The lineup for the upcoming Festival Konda Lota, Tokyo's annual celebration of global roots music, is smaller than usual but no less potent for that.

Cesaria Evora

Cesaria Evora, the "barefoot diva" from the island of Sao Vicente, off the coast of Senegal, is considered the foremost practitioner of the indigenous Cape Verde style known as morna, which mixes minor-key, nostalgia-driven Portuguese fado with musical forms imported from West Africa in much the same way that the island's native creole, Kriolu, mixes Portuguese and West African dialects.

Evora shows less of her African heritage than most morna vocalists, however. One hears in her even, effortless style, the kind of world-weariness normally associated with the great European cabaret singers of the mid-20th century. Even when she collaborates with Brazilian and Cuban musicians, as she has done on her two most recent albums, she remains resolutely unclassifiable, perhaps because she found success so late.

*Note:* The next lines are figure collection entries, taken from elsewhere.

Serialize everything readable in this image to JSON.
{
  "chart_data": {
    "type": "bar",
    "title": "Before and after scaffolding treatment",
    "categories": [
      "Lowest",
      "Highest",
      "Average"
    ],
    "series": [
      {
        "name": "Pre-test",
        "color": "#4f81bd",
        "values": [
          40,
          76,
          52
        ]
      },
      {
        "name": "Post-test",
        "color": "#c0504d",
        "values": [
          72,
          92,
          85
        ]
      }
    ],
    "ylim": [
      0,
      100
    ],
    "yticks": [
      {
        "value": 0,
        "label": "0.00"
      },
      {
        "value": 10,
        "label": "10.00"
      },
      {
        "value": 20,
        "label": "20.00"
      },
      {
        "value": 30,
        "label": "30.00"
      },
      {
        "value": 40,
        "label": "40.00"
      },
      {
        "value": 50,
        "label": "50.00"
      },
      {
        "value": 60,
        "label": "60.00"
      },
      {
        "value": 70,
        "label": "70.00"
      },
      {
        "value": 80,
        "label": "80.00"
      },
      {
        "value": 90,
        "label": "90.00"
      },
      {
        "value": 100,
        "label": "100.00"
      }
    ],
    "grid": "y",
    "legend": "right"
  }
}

Already in her 40s and the survivor of three bad marriages when she moved to Paris, Evora was too set in her ways to pay any heed to producers who tried to change her style. She's also the most unself-conscious performer you'll ever see, walking around in her bare feet, taking seated cigarette-and-whiskey breaks right there on stage and chatting amiably with her musicians.

Evora has visited Japan almost every year since the release of her breakthrough album, "Miss Perfumado," in 1993, but the festival will mark the Japan debut of another performer, bassist Orlando "Cachaito" Lopez, at least as a solo artist.

Though not an "original" member of the Buena Vista Social Club (he's too young, having been born in 1933), Lopez is the only musician who has played on every one of the BVSC spinoffs. His own recently released solo album, "Cachaito," contains the usual selection of boleros and sambas, there's also real jazz, and even a bit of hip-hop -- but instead of sounding like experimentation or exploitation, it sounds like experience. By far the best album to come out of Cuba (maybe even the Western Hemisphere) this year, it should sound superb live, since that was how it was recorded.